IMF urges Luxembourg to diversify tax base
The International Monetary Fund has urged authorities in Luxembourg to consider diversifying the nation’s revenue sources in light of international tax changes that could negatively impact the country’s economy, reports Tax News.
The Fund said in a statement that it welcomed Luxembourg’s continued participation in EU and OECD/G20 tax transparency initiatives, but encouraged the authorities to assess the impact of any tax base erosion at home, and to develop options for diversifying revenue sources.

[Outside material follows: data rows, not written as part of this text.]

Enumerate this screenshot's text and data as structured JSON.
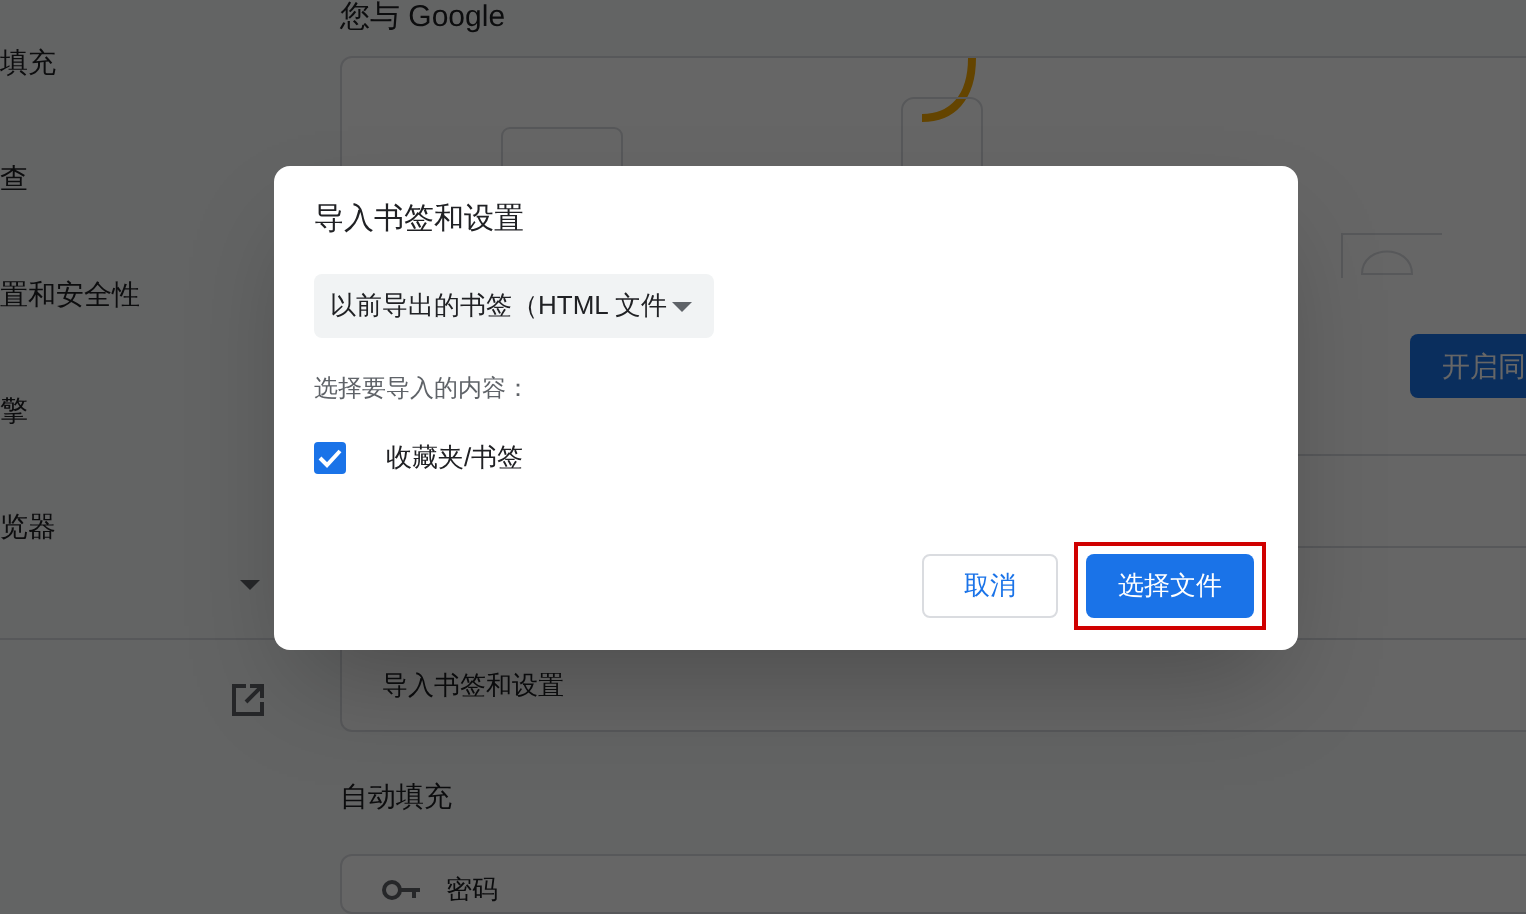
{
  "sidebar": {
    "items": [
      {
        "label": "填充"
      },
      {
        "label": "查"
      },
      {
        "label": "置和安全性"
      },
      {
        "label": "擎"
      },
      {
        "label": "览器"
      }
    ]
  },
  "main": {
    "section_title": "您与 Google",
    "sync_button": "开启同",
    "import_row": "导入书签和设置",
    "autofill_title": "自动填充",
    "password_row": "密码"
  },
  "dialog": {
    "title": "导入书签和设置",
    "source": "以前导出的书签（HTML 文件",
    "prompt": "选择要导入的内容：",
    "options": [
      {
        "label": "收藏夹/书签",
        "checked": true
      }
    ],
    "buttons": [
      {
        "label": "取消",
        "kind": "secondary",
        "highlighted": false
      },
      {
        "label": "选择文件",
        "kind": "primary",
        "highlighted": true
      }
    ]
  }
}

It said that structural reforms to diversify the economy beyond the financial sector are helpful to improve Luxembourg’s long-term growth and revenue prospects.
The IMF said that Luxembourg’s current budget and medium-term fiscal plans appropriately address falling value-added tax (VAT) revenues from changes to EU value-added tax rules on electronic commerce.
Luxembourg’s value-added tax (VAT) rates rose on January 1, 2015, to counteract the revenue hit from changes to EU place of supply rules for broadcasting, telecommunications, and electronic (BTE) services from the same date, which mean that BTE services are newly taxable in the location of the consumer at that member state’s rate, rather than in the location of the supplier.
With the exception of its super reduced rate, Luxembourg has hiked each of its VAT rates by two per cent, establishing a headline rate of 17 per cent and reduced rates of eight and 14 percent. The rate of the super reduced rate is unchanged at three percent, but its scope was reduced.
The EU’s previous rules had favoured Luxembourg, which has the European Union’s lowest VAT rates, as businesses had located their operations in the nation to make tax-efficient digital supplies to EU consumers. Luxembourg has secured compensation from European Union member states worth about US$1.375bn over four years.